"I'm O positive," Dewhurst told Nall, according to the Chronicle. "I'm here to offer you my kidney."
"I was walking in the neighborhood one day and I just said, why not me?" Dewhurst told Today.
Dewhurst wondered if his age would be a factor in donating the organ, but tests confirmed he was healthy enough. On April 30, doctors at Houston Methodist Hospital performed the transplant, the Chronicle reported. Dewhurst was discharged from the hospital May 1, and Nall was released four days later, the newspaper reported.
"The issue is health, not age," Hassan Ibrahim, head of Methodist's living kidney donor program, told the Chronicle. "Kidney function doesn't decline with age in most people so seniors can be donors as long as they don't have cardiovascular disease or cancer or other major conditions."
Dewhurst walks 10,000 steps a day and has a diet consisting of seafood and vegetables, the newspaper reported.

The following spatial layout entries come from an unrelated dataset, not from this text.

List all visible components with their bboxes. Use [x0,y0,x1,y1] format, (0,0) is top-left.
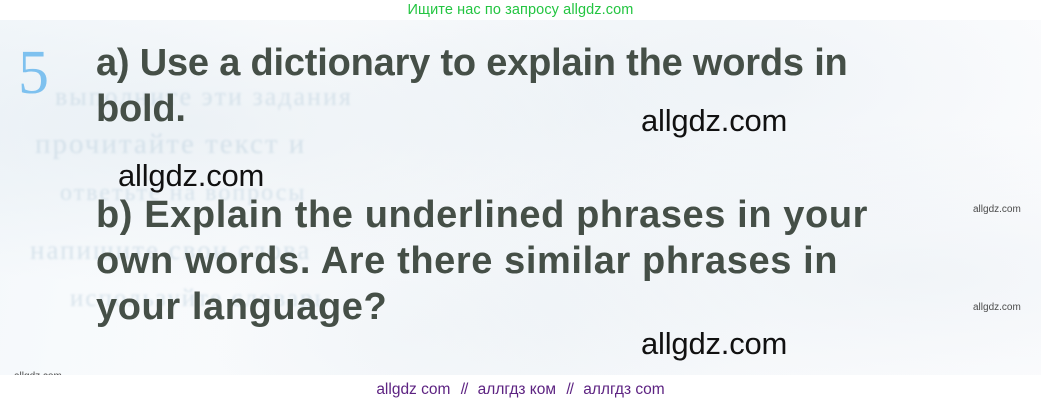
task-b-line-2: own words. Are there similar phrases in [96,238,996,284]
task-a-line-1: a) Use a dictionary to explain the words… [96,40,996,86]
watermark-large: allgdz.com [641,105,787,136]
footer-segment-2: аллгдз ком [476,381,558,398]
task-part-b: b) Explain the underlined phrases in you… [96,192,996,330]
watermark-small: allgdz.com [973,205,1021,215]
footer-separator: // [457,381,472,398]
task-b-line-1: b) Explain the underlined phrases in you… [96,192,996,238]
scanned-textbook-page: Ищите нас по запросу allgdz.com выполнит… [0,0,1041,405]
footer-separator: // [562,381,577,398]
watermark-large: allgdz.com [641,328,787,359]
task-a-line-2: bold. [96,86,996,132]
task-part-a: a) Use a dictionary to explain the words… [96,40,996,132]
footer-segment-3: аллгдз com [581,381,666,398]
watermark-large: allgdz.com [118,160,264,191]
footer-segment-1: allgdz com [374,381,452,398]
scan-area: выполните эти задания прочитайте текст и… [0,20,1041,375]
task-b-line-3: your language? [96,284,996,330]
promo-banner-text: Ищите нас по запросу allgdz.com [0,0,1041,20]
footer-branding-bar: allgdz com // аллгдз ком // аллгдз com [0,375,1041,405]
exercise-number: 5 [18,42,49,104]
watermark-small: allgdz.com [973,303,1021,313]
bleed-through-text: прочитайте текст и [35,128,306,161]
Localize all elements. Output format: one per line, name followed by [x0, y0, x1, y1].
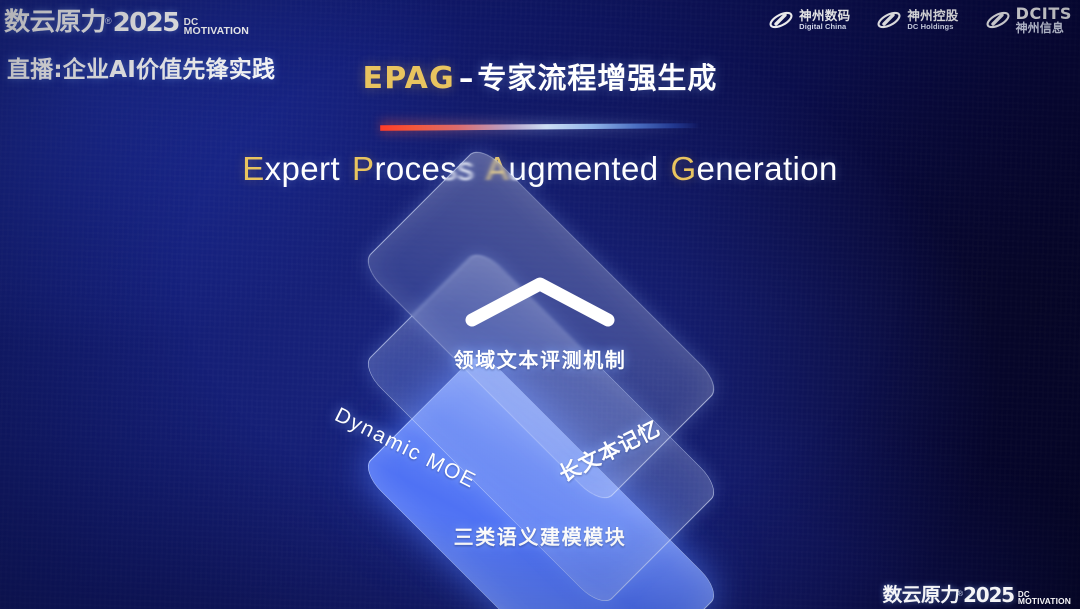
title-dash: – [455, 61, 478, 95]
slide-canvas: 数云原力 ® 2025 DC MOTIVATION 直播:企业AI价值先锋实践 … [0, 0, 1080, 609]
partner-name-cn: 神州数码 [799, 10, 850, 23]
partner-name-en: DCITS [1016, 6, 1072, 22]
subtitle-word-generation: Generation [670, 150, 837, 187]
subtitle-rest-expert: xpert [265, 150, 340, 187]
partner-name-en: Digital China [799, 23, 850, 31]
title-acronym: EPAG [363, 61, 455, 96]
footer-brand-year: 2025 [963, 583, 1014, 607]
brand-registered-mark: ® [105, 16, 112, 26]
subtitle-initial-p: P [352, 150, 374, 187]
partner-label: DCITS 神州信息 [1016, 6, 1072, 35]
brand-logo: 数云原力 ® 2025 DC MOTIVATION [6, 2, 248, 38]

"I couldn't believe it when Frank offered to give his donation," Nall told the Chronicle. "It's a miracle, a godsend. I can't begin to thank him enough."
“No big deal,” Dewhurst told the newspaper. “I’m healthy and had what she needed, a functioning kidney. She wasn’t getting any better without one.”
Nearly 200 Americans 70 and older have become living kidney donors since 1995, Ibrahim told Today. He is hoping Dewhurst's act of kindness will encourage more donations from older people. The average age of live kidney donors is 39, according to Today.
"Hopefully, this donation can help correct the misconception — as long as you're healthy, don't deprive yourself of the chance to save someone's life because of your age,: Ibrahim told the Chronicle.